I've seen some proponents of these code-generation machines say things like "You don't check the output of your optimizing compiler, so why check the output of Claude/Devon/whatever?". The problem with this analogy is that the output from mainstream optimizing compilers is very nearly always correct. It may be notably worse than hand-generated output, but it's nearly never wrong. Not even the most rabid proponent will claim the same of today's output from these code-generation machines.

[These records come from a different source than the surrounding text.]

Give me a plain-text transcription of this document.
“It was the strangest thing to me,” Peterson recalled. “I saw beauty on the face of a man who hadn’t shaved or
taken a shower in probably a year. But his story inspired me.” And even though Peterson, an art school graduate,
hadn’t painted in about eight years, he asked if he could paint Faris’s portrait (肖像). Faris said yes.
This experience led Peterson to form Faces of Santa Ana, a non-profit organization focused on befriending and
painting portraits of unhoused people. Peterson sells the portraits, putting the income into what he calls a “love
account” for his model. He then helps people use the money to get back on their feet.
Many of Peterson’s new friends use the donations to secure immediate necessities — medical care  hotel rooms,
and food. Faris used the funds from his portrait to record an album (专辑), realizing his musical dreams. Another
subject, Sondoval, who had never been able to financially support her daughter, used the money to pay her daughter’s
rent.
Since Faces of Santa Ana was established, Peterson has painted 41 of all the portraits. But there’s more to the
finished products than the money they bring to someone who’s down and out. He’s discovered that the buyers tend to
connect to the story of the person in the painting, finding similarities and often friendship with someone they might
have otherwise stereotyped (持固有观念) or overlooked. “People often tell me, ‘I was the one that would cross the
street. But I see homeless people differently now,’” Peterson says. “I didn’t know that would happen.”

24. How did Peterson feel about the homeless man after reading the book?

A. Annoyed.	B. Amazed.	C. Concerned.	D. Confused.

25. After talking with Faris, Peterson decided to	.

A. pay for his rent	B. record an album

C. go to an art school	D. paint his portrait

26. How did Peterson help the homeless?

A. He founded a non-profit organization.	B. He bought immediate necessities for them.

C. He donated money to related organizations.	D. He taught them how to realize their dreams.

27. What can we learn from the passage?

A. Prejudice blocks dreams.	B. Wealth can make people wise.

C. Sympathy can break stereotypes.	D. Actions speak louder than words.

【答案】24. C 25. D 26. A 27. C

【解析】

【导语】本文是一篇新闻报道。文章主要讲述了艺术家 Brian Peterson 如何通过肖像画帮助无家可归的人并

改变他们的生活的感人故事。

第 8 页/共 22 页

So, when these machines emit code, I will inevitably have to switch from "designing and implementing my software system" mode into "reading and understanding someone else's code" mode. Some folks may be actually be able to do this context-shuffling quickly and easily. I am not one of those people. The results from those studies from a while back that found that folks take something like a quarter-hour to really get back into the groove when interrupted while doing a technical task suggest that not that many folks are able to do this.

> Think in interfaces...

Like has been said already, you don't tend to get the right interface until you've attempted to use it with a bunch of client code. "Take a good, educated stab at it and refine it as the client implementations reveal problems in your design." is the way you're going to go for all but the most well-known problems. (And if your problem is that well-known, why are you writing more than a handful of lines solving that problem again? Why haven't you bundled up the solution to that problem in a library already?)

> Successive rendering, not one-shot.

Yes, like nearly all problem-solving, most programming is and always has been an iterative process. One rarely gets things right on the first try.

ninetyninenine · 1h ago
>LLM agents make bad pairs because they code faster than humans think.

Easily solved. Use less compute. Use slower hardware. Or put in the prompt to pause at certain intervals.